Influencer Marketing 101: A Primer and How Brands can Leverage It

Influencer marketing has been the water cooler topic as of late for many brands looking to market effectively to their stakeholders. While some have used it to great effect, others have come under scrutiny for not knowing how to plan and execute their influencer campaign—at the risk of eroding customer trust, tarnishing brand and influencer reputation, and possibly getting slapped with a hefty FTC fine to boot. So what is influencer marketing and how can brands maximize its full potential to build and cement customer trust and win new customers too?

Simply put, influencer marketing is when brands market products or services to specific entities—individual persons, group, or even place—who can persuade others to buy (Source: These targeted influencers have this trusted clout because of any one or a combination of factors: reputation, expertise, popularity or even virtue of recommendation and/or reviews.

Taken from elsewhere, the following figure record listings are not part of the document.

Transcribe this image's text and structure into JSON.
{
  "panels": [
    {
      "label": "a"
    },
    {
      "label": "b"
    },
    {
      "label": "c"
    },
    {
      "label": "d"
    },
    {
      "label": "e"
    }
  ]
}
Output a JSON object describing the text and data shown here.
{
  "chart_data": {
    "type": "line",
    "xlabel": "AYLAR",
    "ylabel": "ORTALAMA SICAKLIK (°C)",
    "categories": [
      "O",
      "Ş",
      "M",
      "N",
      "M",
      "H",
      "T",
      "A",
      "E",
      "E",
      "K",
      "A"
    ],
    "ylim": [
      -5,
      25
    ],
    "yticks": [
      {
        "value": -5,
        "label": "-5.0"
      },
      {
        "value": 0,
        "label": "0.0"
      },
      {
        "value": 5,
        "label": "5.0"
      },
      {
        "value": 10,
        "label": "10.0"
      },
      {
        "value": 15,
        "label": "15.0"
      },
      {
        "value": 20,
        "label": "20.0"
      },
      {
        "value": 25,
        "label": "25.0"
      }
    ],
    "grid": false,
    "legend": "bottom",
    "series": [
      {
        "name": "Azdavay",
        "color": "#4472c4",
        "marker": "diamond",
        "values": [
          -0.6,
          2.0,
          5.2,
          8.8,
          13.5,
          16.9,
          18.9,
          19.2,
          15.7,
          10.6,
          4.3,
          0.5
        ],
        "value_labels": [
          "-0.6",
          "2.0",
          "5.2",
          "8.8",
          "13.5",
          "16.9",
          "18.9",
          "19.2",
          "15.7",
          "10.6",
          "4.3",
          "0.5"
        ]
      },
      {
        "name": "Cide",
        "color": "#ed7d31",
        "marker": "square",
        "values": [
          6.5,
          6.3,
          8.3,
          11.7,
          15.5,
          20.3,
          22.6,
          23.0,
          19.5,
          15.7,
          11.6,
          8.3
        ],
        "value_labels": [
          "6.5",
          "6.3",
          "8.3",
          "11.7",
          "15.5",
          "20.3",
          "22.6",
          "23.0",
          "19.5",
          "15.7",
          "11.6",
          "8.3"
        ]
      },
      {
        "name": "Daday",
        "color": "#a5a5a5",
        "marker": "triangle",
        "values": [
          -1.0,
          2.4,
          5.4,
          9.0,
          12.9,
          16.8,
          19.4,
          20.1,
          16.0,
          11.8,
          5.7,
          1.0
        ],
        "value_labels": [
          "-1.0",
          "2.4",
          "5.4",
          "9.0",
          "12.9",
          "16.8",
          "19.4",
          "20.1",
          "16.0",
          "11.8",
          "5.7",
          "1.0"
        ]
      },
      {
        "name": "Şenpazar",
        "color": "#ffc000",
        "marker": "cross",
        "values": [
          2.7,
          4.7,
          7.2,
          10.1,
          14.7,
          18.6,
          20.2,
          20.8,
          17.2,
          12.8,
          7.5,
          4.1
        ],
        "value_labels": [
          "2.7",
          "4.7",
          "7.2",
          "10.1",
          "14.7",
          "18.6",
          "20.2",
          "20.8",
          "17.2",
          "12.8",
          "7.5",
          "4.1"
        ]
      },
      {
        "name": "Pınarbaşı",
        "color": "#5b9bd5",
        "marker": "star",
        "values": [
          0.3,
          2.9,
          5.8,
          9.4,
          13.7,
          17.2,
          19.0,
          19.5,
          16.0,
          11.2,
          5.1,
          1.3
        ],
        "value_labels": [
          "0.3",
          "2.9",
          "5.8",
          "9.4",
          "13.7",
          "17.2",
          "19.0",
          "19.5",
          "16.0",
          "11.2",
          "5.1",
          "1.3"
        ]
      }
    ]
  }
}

While most influencers in these type of campaigns are bloggers (they are the most trusted consumer decision tool after brand and retail sites, according to marketing research platform The Shelf), influencers can be peer consumers or celebrities. Regardless of who that person(s) is, the influencer is the link between brand and consumer. And recent data underscores the advantage in using influencer marketing for brand campaigns:

  • Blogs account for 31 percent of resources behind consumer purchase decisions, with retail sites at 56 percent and brand sites at 34 percent of decision resources.
  • 88 percent of influencers verbally tell a friend about a brand that sponsors them.
  • 92 percent of consumers trust recommendations from other people (including people they don’t know) over brand content.

–The Shelf, March 2015

So are influencers paid? Are they basically glorified spokespeople? Well, influencers are compensated but not necessarily with cash. Instead, a mutually beneficial relationship between brand and influencer is agreed upon and included with that understanding, is a contract that stipulates compensation which can take a number of forms—sponsorship, free products, discounts, and yes, sometimes money. However, the objective for brands is to secure a brand advocate but much in the way that record companies provide free albums to music critics to review them ahead of the public release date; that is, to provide access to a service or product ahead of the masses and to help create positive buzz, provided there is a fair value exchange.

Brands can leverage influencer marketing in a variety of ways. As previously mentioned, they can give or provide access to free products or services in exchange for a review or call to action. Or, as in the case of General Motors, they can create an exclusive web site with access to only a select group of individuals—specifically, GM Insiders or customers with long-standing loyalty and knowledge of their iconic brand products. The expectation is that these insiders spread the good word about new products and features among their own friends and online communities.

Some other examples of successful influencer campaigns include:

  • Barilla Pasta sent out ‘Test Kitchen’ packages containing product samples to consumers who created their own dishes, hosted parties, and uploaded their photos to the Barilla community online, inviting feedback. The brand successfully collected research on consumer eating habits and information on how they felt about the brand.
  • La Cense Beef targeted environmentally conscious consumers and foodie bloggers with a campaign about the brand’s grass-fed beef products and ranching methods. The brand created a microsite for these stakeholders to access and educate themselves about La Cense’s grass-fed beef initiative. The result was positive coverage on these bloggers’ sites, in addition to sustained customer loyalty.

MRI specializes in creating promotions on behalf of brands to engage customers and win new ones. Leveraging campaigns like sweepstakes or contests, influencers can encourage followers to participate and reward their online communities. And using a third-party agency like MRI minimizes penalties to brands for not having planned or executed an influencer campaign within federal guidelines and regulations.

When planned strategically and executed correctly, influencer marketing is a triple win for all involved. Brands raise awareness of their products or services, enhance their reputation, and increase sales. Influencers have an opportunity to enhance their status or profile within online communities, plus boost their own credibility. As for customers, they get to participate in a promotion with like-minded peers who share the same enthusiasm for digital promotions, while also gaining insider knowledge about a product or service as talked about by the influencer.

Influence, the ability to persuade or affect change, is hard to define in quantifiable terms but is nonetheless a value-add to marketers and brands. If you can find the right influencer to persuade customers to pay attention to your brand and ultimately gain their trust, then this new wave of marketing is here to stay.